Marketing with changing times

Priyank Narain thinks the sector needs to become more fluid in its ways of marketing. “Ed tech platforms need to adapt to the fast-changing times, requirements and mindsets. Maybe a hybrid model would help. Engaging and informative content would definitely help. Features like 'Freemium', where consumers get to try out how good the course is may also help. A lot of their audience are on social media and that needs to be leveraged properly.”

Salam agrees and says content needs to be in line with emerging trends. “Building trust and brand credibility is the key to marketing for the edtech companies. Having a great product can’t translate to success. They need to find their differentiator and success definitely depends on this unique factor.  The companies need to continuously assess the impact of disruptions and emerging trends happening in the market and strategize their plan accordingly. And, the promise of a better career or future need to be built up with a great content strategy.”

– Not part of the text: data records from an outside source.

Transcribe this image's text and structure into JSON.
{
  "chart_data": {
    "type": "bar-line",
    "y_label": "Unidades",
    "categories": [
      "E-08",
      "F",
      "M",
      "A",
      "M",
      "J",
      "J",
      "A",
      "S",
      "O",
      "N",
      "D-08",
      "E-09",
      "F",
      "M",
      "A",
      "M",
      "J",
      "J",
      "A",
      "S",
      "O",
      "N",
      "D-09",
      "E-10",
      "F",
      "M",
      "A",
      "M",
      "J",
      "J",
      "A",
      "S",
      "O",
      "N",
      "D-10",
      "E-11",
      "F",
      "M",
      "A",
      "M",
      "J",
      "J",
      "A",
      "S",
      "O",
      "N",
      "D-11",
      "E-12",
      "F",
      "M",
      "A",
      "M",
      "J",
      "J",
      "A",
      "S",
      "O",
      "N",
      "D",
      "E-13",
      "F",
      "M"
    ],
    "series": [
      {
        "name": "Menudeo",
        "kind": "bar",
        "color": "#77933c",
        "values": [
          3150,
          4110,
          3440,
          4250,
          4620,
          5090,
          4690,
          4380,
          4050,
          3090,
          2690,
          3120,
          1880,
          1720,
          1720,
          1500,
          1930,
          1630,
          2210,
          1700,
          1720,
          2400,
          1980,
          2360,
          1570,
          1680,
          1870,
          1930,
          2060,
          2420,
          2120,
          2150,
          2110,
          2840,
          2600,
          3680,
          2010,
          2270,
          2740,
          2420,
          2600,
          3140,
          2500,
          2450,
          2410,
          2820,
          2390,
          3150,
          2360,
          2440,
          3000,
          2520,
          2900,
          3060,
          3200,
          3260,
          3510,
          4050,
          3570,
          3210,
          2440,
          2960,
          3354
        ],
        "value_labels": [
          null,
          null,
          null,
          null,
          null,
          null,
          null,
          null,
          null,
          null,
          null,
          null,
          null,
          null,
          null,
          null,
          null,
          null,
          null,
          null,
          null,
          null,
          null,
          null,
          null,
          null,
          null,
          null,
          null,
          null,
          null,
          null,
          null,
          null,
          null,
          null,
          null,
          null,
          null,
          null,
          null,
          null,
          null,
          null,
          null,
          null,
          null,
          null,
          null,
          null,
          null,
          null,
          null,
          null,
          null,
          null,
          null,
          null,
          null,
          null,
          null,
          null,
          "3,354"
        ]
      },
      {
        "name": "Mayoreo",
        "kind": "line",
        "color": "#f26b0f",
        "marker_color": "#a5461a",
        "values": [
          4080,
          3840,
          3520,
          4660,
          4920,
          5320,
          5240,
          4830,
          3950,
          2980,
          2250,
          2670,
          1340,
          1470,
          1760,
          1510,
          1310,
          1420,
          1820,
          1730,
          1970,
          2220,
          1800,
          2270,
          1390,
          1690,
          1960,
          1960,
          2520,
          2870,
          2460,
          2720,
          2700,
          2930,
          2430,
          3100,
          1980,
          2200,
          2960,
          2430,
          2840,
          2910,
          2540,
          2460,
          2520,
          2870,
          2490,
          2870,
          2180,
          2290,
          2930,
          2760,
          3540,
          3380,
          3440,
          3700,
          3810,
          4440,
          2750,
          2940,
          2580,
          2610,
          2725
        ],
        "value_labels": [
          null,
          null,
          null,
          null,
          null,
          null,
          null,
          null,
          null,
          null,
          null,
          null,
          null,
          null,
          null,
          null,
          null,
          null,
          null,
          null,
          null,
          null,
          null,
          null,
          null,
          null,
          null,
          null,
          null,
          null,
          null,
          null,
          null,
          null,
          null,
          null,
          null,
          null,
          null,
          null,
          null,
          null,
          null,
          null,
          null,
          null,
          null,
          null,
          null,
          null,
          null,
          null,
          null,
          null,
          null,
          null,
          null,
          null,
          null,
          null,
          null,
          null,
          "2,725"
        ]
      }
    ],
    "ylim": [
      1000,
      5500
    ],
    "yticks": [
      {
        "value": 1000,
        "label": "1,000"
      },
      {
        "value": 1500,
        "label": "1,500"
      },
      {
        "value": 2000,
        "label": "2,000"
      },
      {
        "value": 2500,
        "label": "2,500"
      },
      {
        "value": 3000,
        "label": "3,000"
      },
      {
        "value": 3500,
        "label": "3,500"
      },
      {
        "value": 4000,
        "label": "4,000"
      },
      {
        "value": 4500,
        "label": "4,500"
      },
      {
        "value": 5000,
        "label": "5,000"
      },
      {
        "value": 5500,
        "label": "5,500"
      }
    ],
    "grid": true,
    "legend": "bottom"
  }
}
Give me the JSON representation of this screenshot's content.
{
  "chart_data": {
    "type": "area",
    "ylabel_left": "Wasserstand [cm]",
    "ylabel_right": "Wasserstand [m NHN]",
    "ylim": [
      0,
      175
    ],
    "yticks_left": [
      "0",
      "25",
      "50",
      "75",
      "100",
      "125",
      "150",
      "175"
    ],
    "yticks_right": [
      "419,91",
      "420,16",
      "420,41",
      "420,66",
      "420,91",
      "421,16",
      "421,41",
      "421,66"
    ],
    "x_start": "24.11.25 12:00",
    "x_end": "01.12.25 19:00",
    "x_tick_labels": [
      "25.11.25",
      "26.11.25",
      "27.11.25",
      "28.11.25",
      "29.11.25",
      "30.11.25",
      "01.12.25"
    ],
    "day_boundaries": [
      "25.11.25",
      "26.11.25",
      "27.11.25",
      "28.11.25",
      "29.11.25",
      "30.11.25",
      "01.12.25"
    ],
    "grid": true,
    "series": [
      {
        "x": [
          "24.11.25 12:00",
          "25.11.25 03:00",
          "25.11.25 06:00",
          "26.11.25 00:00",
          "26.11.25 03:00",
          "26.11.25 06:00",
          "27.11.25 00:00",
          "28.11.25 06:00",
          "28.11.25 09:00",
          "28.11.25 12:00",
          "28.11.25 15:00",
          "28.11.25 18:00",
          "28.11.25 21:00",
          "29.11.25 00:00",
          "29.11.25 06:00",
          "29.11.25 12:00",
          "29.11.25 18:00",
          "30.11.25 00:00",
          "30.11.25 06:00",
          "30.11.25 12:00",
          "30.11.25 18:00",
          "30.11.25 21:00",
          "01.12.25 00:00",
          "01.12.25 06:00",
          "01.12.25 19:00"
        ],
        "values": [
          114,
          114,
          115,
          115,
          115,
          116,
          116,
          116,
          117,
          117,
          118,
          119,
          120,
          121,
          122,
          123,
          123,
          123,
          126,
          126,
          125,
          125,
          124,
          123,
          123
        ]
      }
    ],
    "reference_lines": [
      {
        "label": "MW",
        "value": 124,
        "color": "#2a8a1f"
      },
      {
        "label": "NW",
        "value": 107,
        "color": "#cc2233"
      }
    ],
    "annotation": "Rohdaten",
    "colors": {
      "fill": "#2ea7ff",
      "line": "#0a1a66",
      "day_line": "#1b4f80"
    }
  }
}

Despite pressure to show top line growth, ed-tech companies should not lose track of their objective, according to Laeeq Ali, Co-founder, Bloombox Brand Engineers and Convenor, CII Karnataka Startup Panel. "Be more authentic. Be more meaningful. Be more purposeful. Not just in words, but In action too. Founders should not lose focus on the reason for their existence and why they started this business, first and foremost."

Ed-tech is here to stay

Not all seems to be over for the ed-tech sector. It is a growing industry, one with a lot of potential. Salam says, “There has been so much said about the edtech sector. A sector which had a huge boom during the pandemic is struggling now. With major edtech companies like Byjus, Unacademy etc are laying off employees in large, the sector doesn’t give a great picture to the public or the investors. Having said that, Edtech is a growing industry worldwide and Indian scenario is not different. The companies need to fine tune to the changing scenarios and find a balance between online and offline. They could engage on the courses more on demand and bring in global content and collaborations with foreign institutes.”

Tibrewala believes that the ed-tech sector will be able to come out of this shortcoming. “As an industry, ed-tech is here to stay and to grow. Ed tech is creating an immense value for consumers and for content owners.  We cannot lens the long-term success of the sector via short term hiccups,” he says.

"Any technology centric or deep tech startup business has good scope as long you are solving a key problem in the market. With digital penetration and the market opening up more and more in the Tier 2 & 3 towns, I believe we still have a lot of opportunities that can be tapped into. As the market & technology evolves, it is bound to open up even more opportunities," avers Ali.